Figure 3. Putative implications of L1-mediated somatic mosaicism in the brain

In a reversal of the commonly held belief that retrotransposition occurs primarily in the germline [83], it became clear that L1 elements are expressed in many somatic tissues, including the brain [7, 13, 84]. Recent evidence shows that L1 retrotransposition (curved red arrows) does not occur in the parental germline but in the soma during early embryonic development (colored dots), resulting in individuals that are genetically mosaic with respect to L1 composition [33]. It has been suggested, however, that L1 RNA may be transcribed in the parental germline and carried over in both male and female germ cells in the form of RNPs (black line with red dots) and integrated into the genome at the preimplantation stage [33] (colored spots); however, these events are probably rare, since retrotransposons are effectively silenced in the germline through a small RNA induced mechanism [78, 85]. Somatic L1 retrotranspositon events that occur during embryogenesis would result in clonal sectors of cells (colored patches) that carry the same insertion event.
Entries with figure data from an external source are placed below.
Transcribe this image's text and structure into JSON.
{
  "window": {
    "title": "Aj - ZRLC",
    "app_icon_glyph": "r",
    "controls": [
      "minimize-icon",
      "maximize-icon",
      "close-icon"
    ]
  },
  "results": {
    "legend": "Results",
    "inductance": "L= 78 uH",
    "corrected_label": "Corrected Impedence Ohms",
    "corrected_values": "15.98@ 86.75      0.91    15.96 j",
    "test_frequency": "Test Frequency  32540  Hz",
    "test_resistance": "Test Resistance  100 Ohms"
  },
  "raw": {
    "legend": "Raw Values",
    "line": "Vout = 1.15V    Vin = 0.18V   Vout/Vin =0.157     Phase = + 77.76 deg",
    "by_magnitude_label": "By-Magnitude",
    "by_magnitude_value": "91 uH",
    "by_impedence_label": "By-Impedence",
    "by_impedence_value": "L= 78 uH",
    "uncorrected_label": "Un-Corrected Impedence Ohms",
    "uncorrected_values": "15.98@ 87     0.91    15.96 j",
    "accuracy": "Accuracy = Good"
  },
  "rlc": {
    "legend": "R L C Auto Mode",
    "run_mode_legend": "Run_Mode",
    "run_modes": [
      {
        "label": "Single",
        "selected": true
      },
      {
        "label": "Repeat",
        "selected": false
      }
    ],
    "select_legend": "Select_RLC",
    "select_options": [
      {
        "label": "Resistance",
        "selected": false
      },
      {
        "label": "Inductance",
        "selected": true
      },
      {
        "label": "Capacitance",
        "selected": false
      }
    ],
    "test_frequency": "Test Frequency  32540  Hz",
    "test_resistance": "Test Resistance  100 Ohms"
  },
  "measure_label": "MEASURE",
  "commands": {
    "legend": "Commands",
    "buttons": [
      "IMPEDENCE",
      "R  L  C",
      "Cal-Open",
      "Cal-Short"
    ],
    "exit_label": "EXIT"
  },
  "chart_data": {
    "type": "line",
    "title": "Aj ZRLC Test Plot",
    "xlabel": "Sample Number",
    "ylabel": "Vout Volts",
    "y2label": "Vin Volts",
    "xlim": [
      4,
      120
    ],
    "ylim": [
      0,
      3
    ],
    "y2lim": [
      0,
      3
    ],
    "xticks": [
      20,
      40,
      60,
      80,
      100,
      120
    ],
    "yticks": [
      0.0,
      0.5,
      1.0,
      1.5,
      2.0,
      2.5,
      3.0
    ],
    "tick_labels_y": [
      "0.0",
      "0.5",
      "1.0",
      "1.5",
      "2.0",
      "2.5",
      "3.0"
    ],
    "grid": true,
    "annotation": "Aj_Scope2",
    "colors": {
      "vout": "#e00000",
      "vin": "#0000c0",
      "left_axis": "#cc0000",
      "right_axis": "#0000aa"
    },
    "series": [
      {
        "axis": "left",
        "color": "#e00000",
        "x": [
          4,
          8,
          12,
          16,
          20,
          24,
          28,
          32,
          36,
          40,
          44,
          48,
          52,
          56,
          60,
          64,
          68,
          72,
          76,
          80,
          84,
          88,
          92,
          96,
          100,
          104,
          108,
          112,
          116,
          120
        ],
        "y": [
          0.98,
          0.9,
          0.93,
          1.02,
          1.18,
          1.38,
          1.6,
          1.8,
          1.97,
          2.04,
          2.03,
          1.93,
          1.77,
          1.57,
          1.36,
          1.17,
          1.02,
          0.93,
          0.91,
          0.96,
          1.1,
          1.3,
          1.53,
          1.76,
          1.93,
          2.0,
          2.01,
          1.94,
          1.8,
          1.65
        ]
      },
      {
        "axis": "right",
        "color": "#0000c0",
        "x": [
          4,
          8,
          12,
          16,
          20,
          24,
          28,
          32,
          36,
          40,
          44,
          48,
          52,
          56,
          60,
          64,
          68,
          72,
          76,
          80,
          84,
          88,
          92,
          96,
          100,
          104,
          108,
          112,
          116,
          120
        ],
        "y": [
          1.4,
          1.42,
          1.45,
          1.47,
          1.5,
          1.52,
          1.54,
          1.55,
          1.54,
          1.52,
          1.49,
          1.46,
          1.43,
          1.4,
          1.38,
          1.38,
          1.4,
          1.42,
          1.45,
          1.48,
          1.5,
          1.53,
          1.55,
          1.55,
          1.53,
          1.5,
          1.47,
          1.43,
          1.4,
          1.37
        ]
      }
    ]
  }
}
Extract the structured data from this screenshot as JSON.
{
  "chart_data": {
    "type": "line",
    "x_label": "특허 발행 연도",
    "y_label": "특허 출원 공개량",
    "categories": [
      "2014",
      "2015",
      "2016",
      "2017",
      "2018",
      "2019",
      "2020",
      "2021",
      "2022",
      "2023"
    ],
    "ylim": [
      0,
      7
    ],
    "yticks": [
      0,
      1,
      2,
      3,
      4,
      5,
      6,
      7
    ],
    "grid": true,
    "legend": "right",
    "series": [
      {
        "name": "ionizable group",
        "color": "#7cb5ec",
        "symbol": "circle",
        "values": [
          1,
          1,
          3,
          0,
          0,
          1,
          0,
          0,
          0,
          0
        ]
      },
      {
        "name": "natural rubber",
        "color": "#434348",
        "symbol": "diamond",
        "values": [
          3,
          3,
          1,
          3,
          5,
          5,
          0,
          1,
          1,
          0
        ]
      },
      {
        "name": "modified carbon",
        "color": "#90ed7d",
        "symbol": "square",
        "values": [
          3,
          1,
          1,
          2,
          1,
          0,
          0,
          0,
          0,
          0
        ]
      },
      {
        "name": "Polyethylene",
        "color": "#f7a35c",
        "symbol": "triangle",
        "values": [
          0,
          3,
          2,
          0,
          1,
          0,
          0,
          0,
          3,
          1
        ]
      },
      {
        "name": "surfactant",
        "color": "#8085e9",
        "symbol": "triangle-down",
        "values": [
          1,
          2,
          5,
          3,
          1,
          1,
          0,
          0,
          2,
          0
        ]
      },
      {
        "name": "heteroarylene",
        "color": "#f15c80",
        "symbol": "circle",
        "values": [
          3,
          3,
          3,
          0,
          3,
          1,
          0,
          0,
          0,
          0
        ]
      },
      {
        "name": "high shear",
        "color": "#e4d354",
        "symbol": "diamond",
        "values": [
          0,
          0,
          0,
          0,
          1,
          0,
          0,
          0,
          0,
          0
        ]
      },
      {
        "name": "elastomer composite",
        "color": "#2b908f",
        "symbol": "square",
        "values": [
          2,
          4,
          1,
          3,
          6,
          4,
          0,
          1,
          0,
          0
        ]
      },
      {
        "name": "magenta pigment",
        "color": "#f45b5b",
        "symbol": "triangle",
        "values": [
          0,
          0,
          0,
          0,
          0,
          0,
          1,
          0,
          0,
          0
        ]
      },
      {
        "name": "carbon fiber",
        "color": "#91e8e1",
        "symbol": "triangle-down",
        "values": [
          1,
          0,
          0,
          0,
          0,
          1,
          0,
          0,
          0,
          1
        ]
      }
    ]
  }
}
The size of clonal sectors depends on the developmental stage when the insertion occurred and the number of subsequent cell divisions. L1 insertion events that happen during embryonic brain development will be found in different brain regions (colored patches and dots), whereas events that happen during adult neurogenesis will be restricted to specific areas, such as the dentate gyrus (insert). According to our hypothesis, L1-induced mosaicism could increase variability in the brain (blue curve), which could have implications for behavioral phenotypes. The environment could influence regulation of somatic L1 retrotransposition in the brain and this influence could be mediated by epigenetic or hormonal mechanisms. Depending on its impact on the brain and the consequences, L1-induced somatic variability could either increase the risk for neurological disease or induce behavioral changes that could help the organism to better adapt to changing environments.